Energy Transition Minerals Ltd
- Type: Proprietary limited company
- Traded as: ASX: ETM
- Industry: Rare-earth minerals exploration
- Headquarters: Perth, Australia
- Key people: Daniel Mamadou Blanco (CEO and Managing Director)
- Website: etransmin.com

= Energy Transition Minerals =

Australian mining company

Energy Transition Minerals Ltd (formerly Greenland Minerals Limited, ASX Code: ETM) is an ASX-listed company focused on the exploration, development and financing of minerals, and rare earths. The company’s current projects include the Kvanefjeld, located in Greenland, the Penouta mine and Villasrubias, both located in Spain, and two Lithium projects located in the James Bay region in Canada.

== Kvanefjeld project ==
The Kvanefjeld project is located near the southwest of Greenland consisting of multi-element deposit including rare-earth elements (REE), zinc, and uranium, within marginal phases of the ilimaussaq intrusive complex. As at February 2015, the project has defined a total resource of 673 Mt @ 10,900 ppm TREO, 248 ppm U_{3}O_{8}, 10,000 ppm REO, 881 ppm Y_{2}O_{3}, 2,270 ppm Zn which contained 7.34 Mt TREO, 368 Mlbs U_{3}O_{8}, 1.53 Mt Zn using 150 ppm U_{3}O_{8} cut-off. The project shows higher grade portions located close to the ground surface. ETM aims to produce light and heavy RE concentrates, zinc concentrate, uranium concentrate, large-scale output, and long life of mine in the project area.

== 2021 Greenlandic general election ==
The company's plans became a significant political issue in the 2021 Greenlandic general election. The Inuit Ataqatigiit party called for a moratorium on uranium mining, putting into question the wider rare earth mining project, whilst the Siumut party voiced support, citing economic growth as a key reason. In a survey to determine the public opinion on mining in the Kvanefjeld deposit, 63% opposed such activity, of which 45% were very much against.

== Villarubias Project ==
The Villarubias project is located in the southwest corner of the province of Salamanca in Spain, close to the Portuguese border and 33 km away from Ciudad Rodrigo, the district capital. The project consists of a permit of investigation (11.4 km^{2}) acquired by Technology Metals Europe SL in 2021. The main target is a set of lithium-tantalum-niobium-tin-bearing aplite-pegmatite dykes. Of these minerals, the first three are critical raw materials for the EU, according to the list updated in 2020.
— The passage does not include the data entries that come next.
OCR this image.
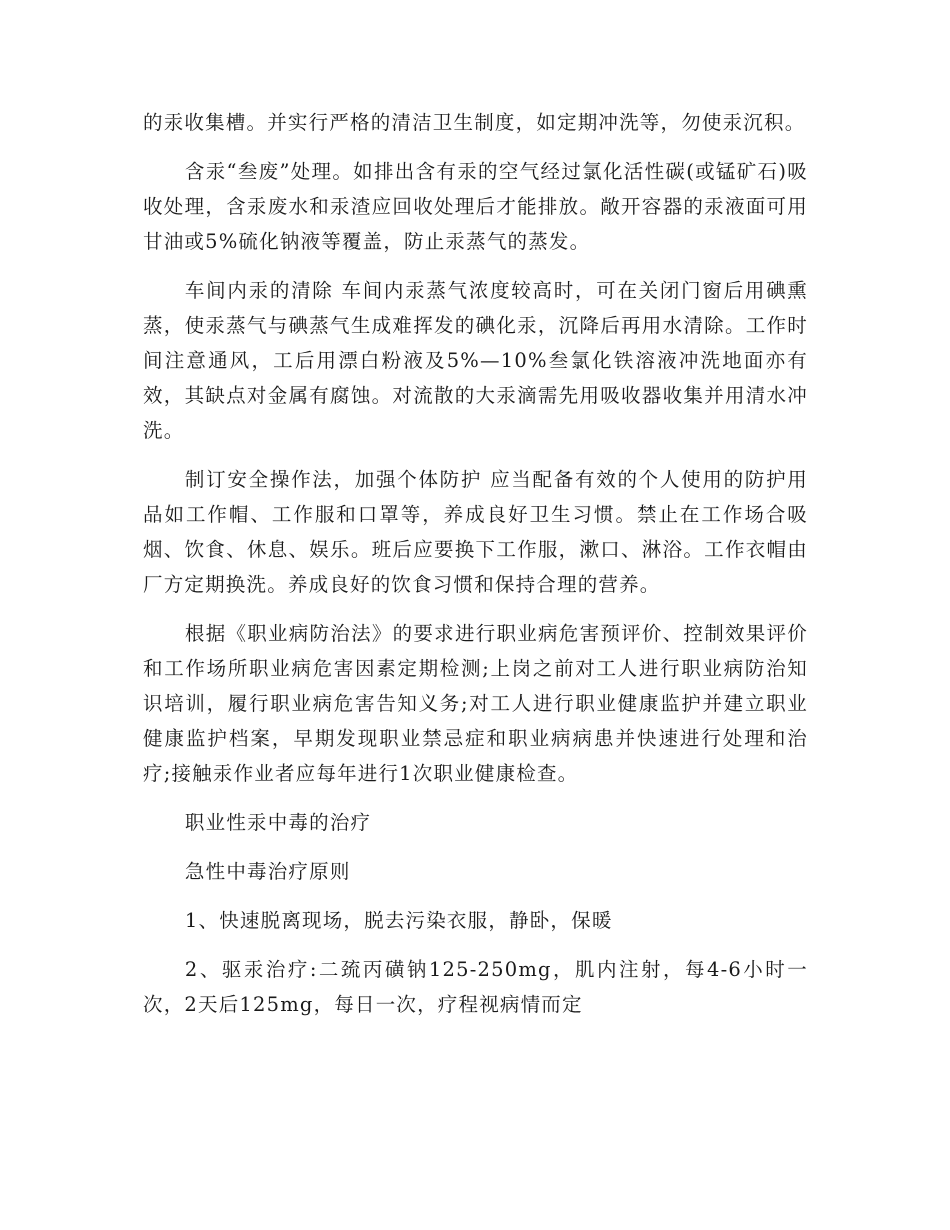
的汞收集槽。并实行严格的清洁卫生制度，如定期冲洗等，勿使汞沉积。

含汞“叁废”处理。如排出含有汞的空气经过氯化活性碳(或锰矿石)吸收处理，含汞废水和汞渣应回收处理后才能排放。敞开容器的汞液面可用甘油或5%硫化钠液等覆盖，防止汞蒸气的蒸发。

车间内汞的清除 车间内汞蒸气浓度较高时，可在关闭门窗后用碘熏蒸，使汞蒸气与碘蒸气生成难挥发的碘化汞，沉降后再用水清除。工作时间注意通风，工后用漂白粉液及5%—10%叁氯化铁溶液冲洗地面亦有效，其缺点对金属有腐蚀。对流散的大汞滴需先用吸收器收集并用清水冲洗。

制订安全操作法，加强个体防护 应当配备有效的个人使用的防护用品如工作帽、工作服和口罩等，养成良好卫生习惯。禁止在工作场合吸烟、饮食、休息、娱乐。班后应要换下工作服，漱口、淋浴。工作衣帽由厂方定期换洗。养成良好的饮食习惯和保持合理的营养。

根据《职业病防治法》的要求进行职业病危害预评价、控制效果评价和工作场所职业病危害因素定期检测;上岗之前对工人进行职业病防治知识培训，履行职业病危害告知义务;对工人进行职业健康监护并建立职业健康监护档案，早期发现职业禁忌症和职业病病患并快速进行处理和治疗;接触汞作业者应每年进行1次职业健康检查。

职业性汞中毒的治疗

急性中毒治疗原则

1、快速脱离现场，脱去污染衣服，静卧，保暖

2、驱汞治疗:二巯丙磺钠125-250mg，肌内注射，每4-6小时一次，2天后125mg，每日一次，疗程视病情而定
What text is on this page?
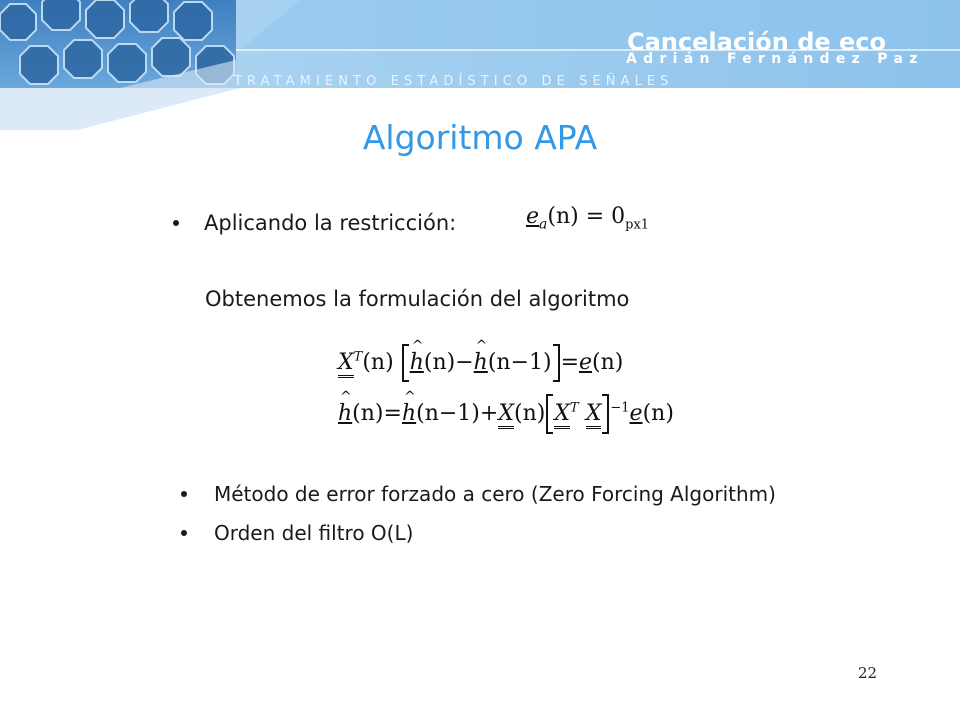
Cancelación de eco
Adrián Fernández Paz
TRATAMIENTO ESTADÍSTICO DE SEÑALES
Algoritmo APA
Aplicando la restricción:	$e_a(n) = 0_{px1}$
Obtenemos la formulación del algoritmo
$X^T(n)$ h
^
(n)−h
^
(n−1) =e(n)
h
^
(n)=h
^
(n−1)+X(n) $X^T$ X $^{-1}$e(n)
Método de error forzado a cero (Zero Forcing Algorithm)
Orden del filtro O(L)
22
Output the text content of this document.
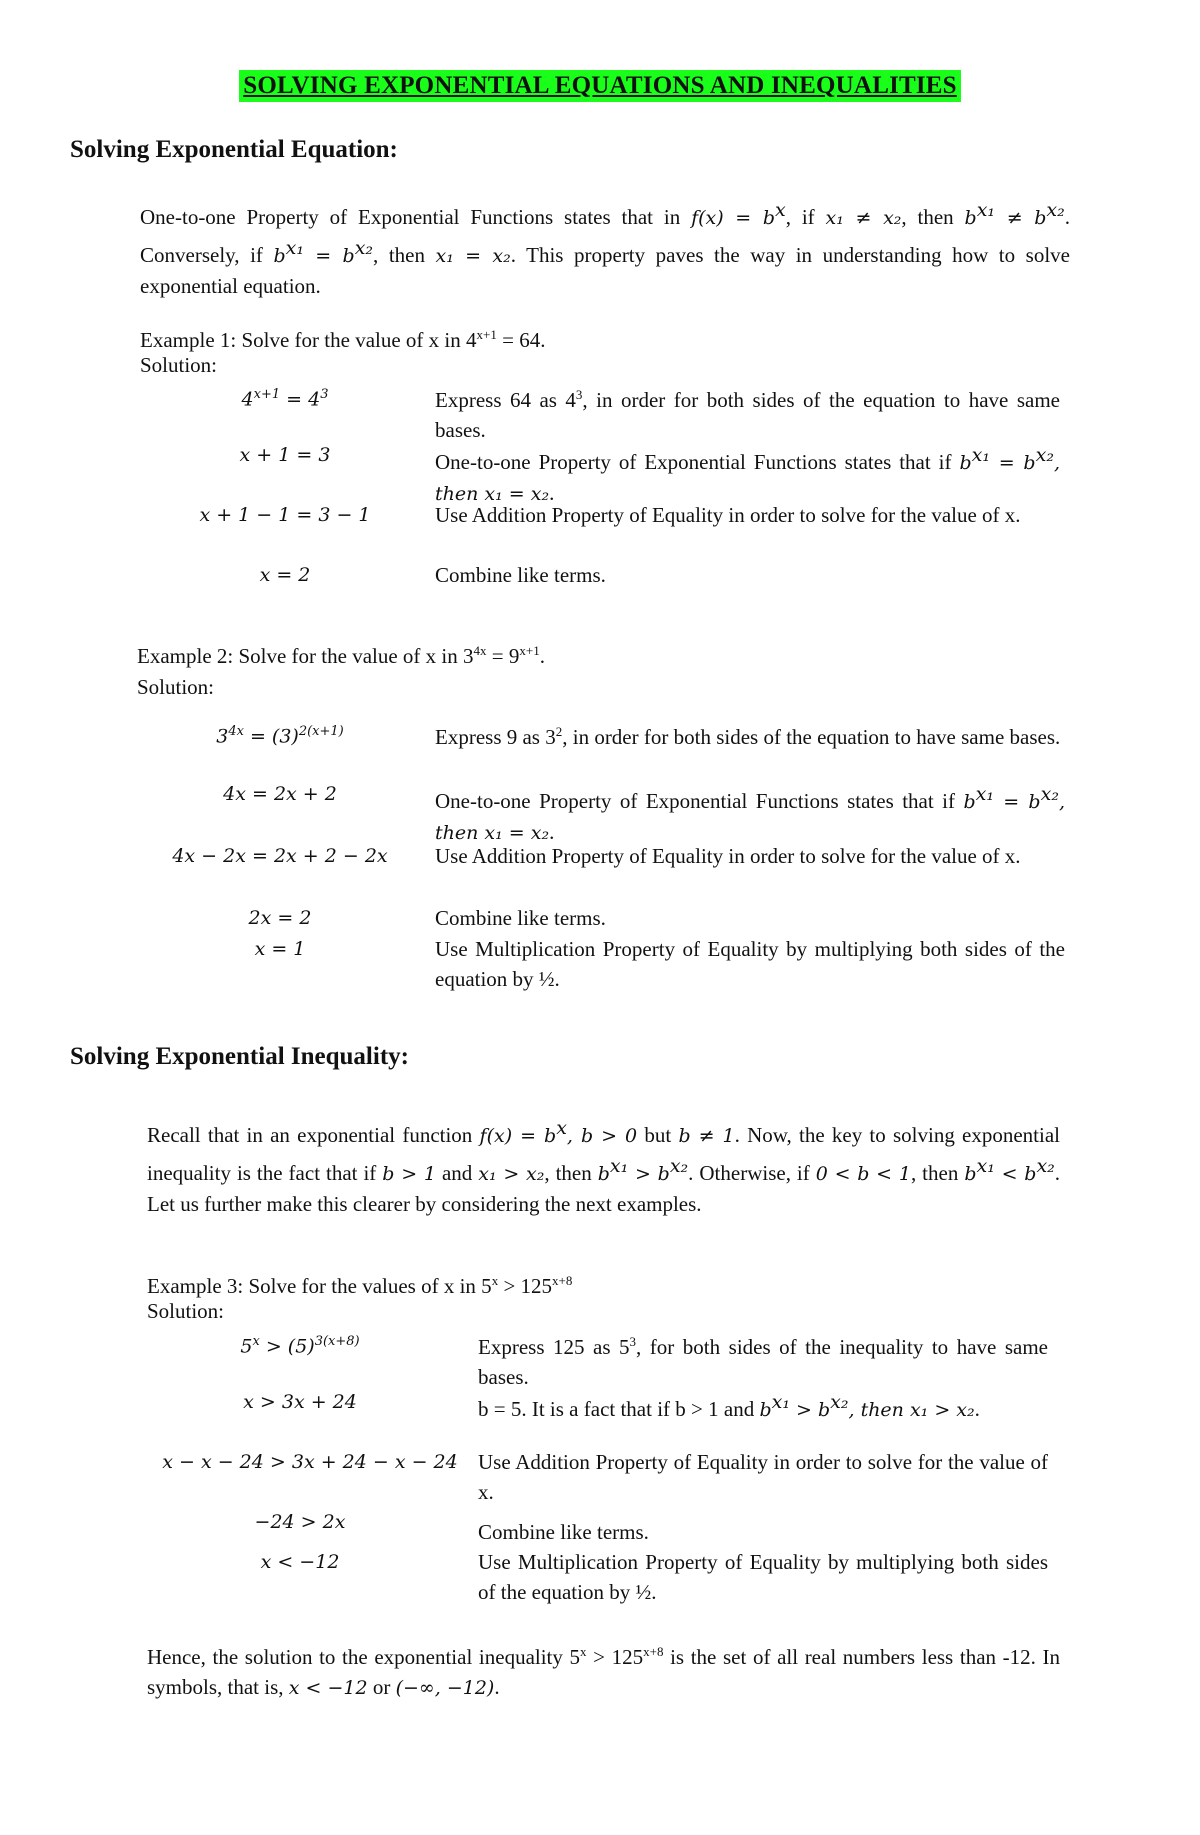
SOLVING EXPONENTIAL EQUATIONS AND INEQUALITIES
Solving Exponential Equation:
One-to-one Property of Exponential Functions states that in $f(x) = b^x$, if x₁ ≠ x₂, then $b^{x_1} \ne b^{x_2}$. Conversely, if $b^{x_1} = b^{x_2}$, then x₁ = x₂. This property paves the way in understanding how to solve exponential equation.
Example 1: Solve for the value of x in $4^{x+1} = 64$.
Solution:
$4^{x+1} = 4^3$	Express 64 as $4^3$, in order for both sides of the equation to have same bases.
x + 1 = 3	One-to-one Property of Exponential Functions states that if $b^{x_1} = b^{x_2}$, then x₁ = x₂.
x + 1 − 1 = 3 − 1	Use Addition Property of Equality in order to solve for the value of x.
x = 2	Combine like terms.
Example 2: Solve for the value of x in $3^{4x} = 9^{x+1}$.
Solution:
$3^{4x} = (3)^{2(x+1)}$	Express 9 as $3^2$, in order for both sides of the equation to have same bases.
4x = 2x + 2	One-to-one Property of Exponential Functions states that if $b^{x_1} = b^{x_2}$, then x₁ = x₂.
4x − 2x = 2x + 2 − 2x	Use Addition Property of Equality in order to solve for the value of x.
2x = 2	Combine like terms.
x = 1	Use Multiplication Property of Equality by multiplying both sides of the equation by ½.
Solving Exponential Inequality:
Recall that in an exponential function $f(x) = b^x$, b > 0 but b ≠ 1. Now, the key to solving exponential inequality is the fact that if b > 1 and x₁ > x₂, then $b^{x_1} > b^{x_2}$. Otherwise, if 0 < b < 1, then $b^{x_1} < b^{x_2}$. Let us further make this clearer by considering the next examples.
Example 3: Solve for the values of x in $5^x > 125^{x+8}$
Solution:
$5^x > (5)^{3(x+8)}$	Express 125 as $5^3$, for both sides of the inequality to have same bases.
x > 3x + 24	b = 5. It is a fact that if b > 1 and $b^{x_1} > b^{x_2}$, then x₁ > x₂.
x − x − 24 > 3x + 24 − x − 24 Use Addition Property of Equality in order to solve for the value of x.
−24 > 2x	Combine like terms.
x < −12	Use Multiplication Property of Equality by multiplying both sides of the equation by ½.
Hence, the solution to the exponential inequality $5^x > 125^{x+8}$ is the set of all real numbers less than -12. In symbols, that is, x < −12 or (−∞, −12).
== Solo and Good Setting Lithium Projects ==
On 31 October 2023, the company announced that it entered into an agreement to acquire the Solo and Good Setting Lithium Projects in the rapidly growing James Bay region in Quebec, Canada. This marked a significant expansion in the Company's exploration asset portfolio. The James Bay region has numerous active exploration projects, resources, and emerging production. Its prominence within the global lithium sector is underscored by the extent of current exploration investment and significance of discoveries.

== Penouta mine acquisition ==
On 7 August 2025, the company announced that it was the successful bidder in an auction to acquire the Penouta tin-tantalum-niobium mine and processing facility in Galicia. The winning bid includes all mining rights, title, and related interests and assets of Strategic Minerals Spain, S.L. which went into administration. On 17 October 2025, the company was confirmed as the preferred and successful buyer by the relevant Spanish insolvency court.

== Shareholding ==
As of August 2025, OCJ investments Pty Ltd in Australia hold a 17% share of the company, while a Chinese company, Shenghe Resources holds a 7% share. The rest of the shares are held by other institutions and private investors.